Dérive sécuritaire difficile à contenir. A la question posée à une journaliste russe lors de la commémoration de la mort des deux personnes dans le transformateur le 25 octobre dernier : « Pensez-vous que les journalistes attendent de nouvelles émeutes ». La journaliste répond : « Un journaliste est une personne qui attend le plus horrible, pas vous ? »

La derive sécuritaire n’est pas le seul fait de la police mais le fait de l’ensemble d’une société qui réagit au nom du bon sens et qui est nourrie à l’image choc, loin des réalités. Les banlieus à travers le prisme des médias et des politiques sont véritablement un lieu dangereux où il n’est pas bon d’y mettre les pieds.

Pourtant, le 9.3. pour prendre un exemple tant décrié est un des département les plus riches par les manifestations culturelles, il s’y passe chaque jour des initiatives toutes plus intéressantes les unes que les autres. Rappelés à l’ordre, les médias font des sujets dits positifs sur la banlieue. Mais en voyant ces sujets construits selon un dispositif, on a l’impression qu’il s’agit de miraculés de la banlieue.

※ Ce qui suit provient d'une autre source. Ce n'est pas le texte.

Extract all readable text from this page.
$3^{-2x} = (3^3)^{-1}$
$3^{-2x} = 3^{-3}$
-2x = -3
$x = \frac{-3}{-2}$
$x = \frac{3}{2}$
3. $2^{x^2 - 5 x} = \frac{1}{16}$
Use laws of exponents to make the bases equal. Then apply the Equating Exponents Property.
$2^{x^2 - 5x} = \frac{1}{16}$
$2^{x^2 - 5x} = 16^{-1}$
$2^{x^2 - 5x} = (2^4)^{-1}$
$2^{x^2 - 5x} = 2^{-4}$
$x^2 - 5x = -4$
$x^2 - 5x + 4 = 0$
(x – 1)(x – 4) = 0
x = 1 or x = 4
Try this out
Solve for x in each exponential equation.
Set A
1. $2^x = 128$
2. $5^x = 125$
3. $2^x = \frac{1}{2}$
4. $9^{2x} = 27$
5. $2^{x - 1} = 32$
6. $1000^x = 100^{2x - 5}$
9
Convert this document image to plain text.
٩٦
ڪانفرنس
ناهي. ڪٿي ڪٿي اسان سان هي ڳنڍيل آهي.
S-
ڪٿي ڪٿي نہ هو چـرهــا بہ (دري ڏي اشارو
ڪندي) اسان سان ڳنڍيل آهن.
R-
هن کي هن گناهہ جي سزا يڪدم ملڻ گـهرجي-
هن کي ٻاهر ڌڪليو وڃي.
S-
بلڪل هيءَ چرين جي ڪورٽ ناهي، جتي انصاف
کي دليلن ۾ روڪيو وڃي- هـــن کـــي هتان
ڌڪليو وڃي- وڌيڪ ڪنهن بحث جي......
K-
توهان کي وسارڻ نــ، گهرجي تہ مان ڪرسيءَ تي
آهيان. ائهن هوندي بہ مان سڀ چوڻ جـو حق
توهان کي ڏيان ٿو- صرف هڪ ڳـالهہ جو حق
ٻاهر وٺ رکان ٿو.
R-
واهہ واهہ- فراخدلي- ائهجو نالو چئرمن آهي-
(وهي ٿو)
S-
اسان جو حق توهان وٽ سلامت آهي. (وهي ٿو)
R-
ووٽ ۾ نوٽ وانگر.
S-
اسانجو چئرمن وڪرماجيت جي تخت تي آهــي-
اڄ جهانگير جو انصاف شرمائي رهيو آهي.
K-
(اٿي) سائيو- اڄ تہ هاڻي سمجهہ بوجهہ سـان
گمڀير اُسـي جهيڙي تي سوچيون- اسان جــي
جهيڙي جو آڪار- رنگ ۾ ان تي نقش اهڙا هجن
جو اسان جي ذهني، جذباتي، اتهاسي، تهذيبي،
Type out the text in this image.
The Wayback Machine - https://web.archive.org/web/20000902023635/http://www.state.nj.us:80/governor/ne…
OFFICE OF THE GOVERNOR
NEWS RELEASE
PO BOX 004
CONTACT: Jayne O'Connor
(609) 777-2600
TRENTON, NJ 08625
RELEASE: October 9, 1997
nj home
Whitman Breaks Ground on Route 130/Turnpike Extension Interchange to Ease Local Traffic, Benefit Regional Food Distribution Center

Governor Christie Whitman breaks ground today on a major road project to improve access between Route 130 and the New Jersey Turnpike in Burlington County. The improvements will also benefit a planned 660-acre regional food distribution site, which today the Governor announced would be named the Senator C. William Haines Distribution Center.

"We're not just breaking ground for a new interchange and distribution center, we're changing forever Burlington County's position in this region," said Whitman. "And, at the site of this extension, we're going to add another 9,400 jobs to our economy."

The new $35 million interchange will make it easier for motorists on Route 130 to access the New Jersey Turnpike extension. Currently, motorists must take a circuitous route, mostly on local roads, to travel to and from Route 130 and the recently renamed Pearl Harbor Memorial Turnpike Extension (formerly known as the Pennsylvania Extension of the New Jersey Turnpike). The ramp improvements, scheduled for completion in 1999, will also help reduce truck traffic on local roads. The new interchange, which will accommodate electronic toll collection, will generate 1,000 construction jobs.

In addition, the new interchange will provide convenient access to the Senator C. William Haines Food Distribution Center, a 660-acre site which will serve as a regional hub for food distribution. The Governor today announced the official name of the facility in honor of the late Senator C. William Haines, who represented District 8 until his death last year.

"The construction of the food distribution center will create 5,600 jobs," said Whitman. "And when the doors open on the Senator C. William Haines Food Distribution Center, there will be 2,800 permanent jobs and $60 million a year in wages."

L’insécurité est un sentiment qui nous a été progressivement imposé comme évident. Et pourtant quelle est aujourd’hui la véritable ampleur de l’insécurité ?

Les policiers sont fatigués des discours. Sans vouloir en core l’avouer mais le laissant deviner dans certains discours, ils condamnent la politique sécuritaire de N.Sarkozy, car les premiers à recevoir l’effet du boomerang c’est eux. Coincée entre les circulaires d’état, et une conscience qui leur crie que tout cela ne tourne pas rond, la force de police se délite et perd peu à peu de son crédit auprès de la population.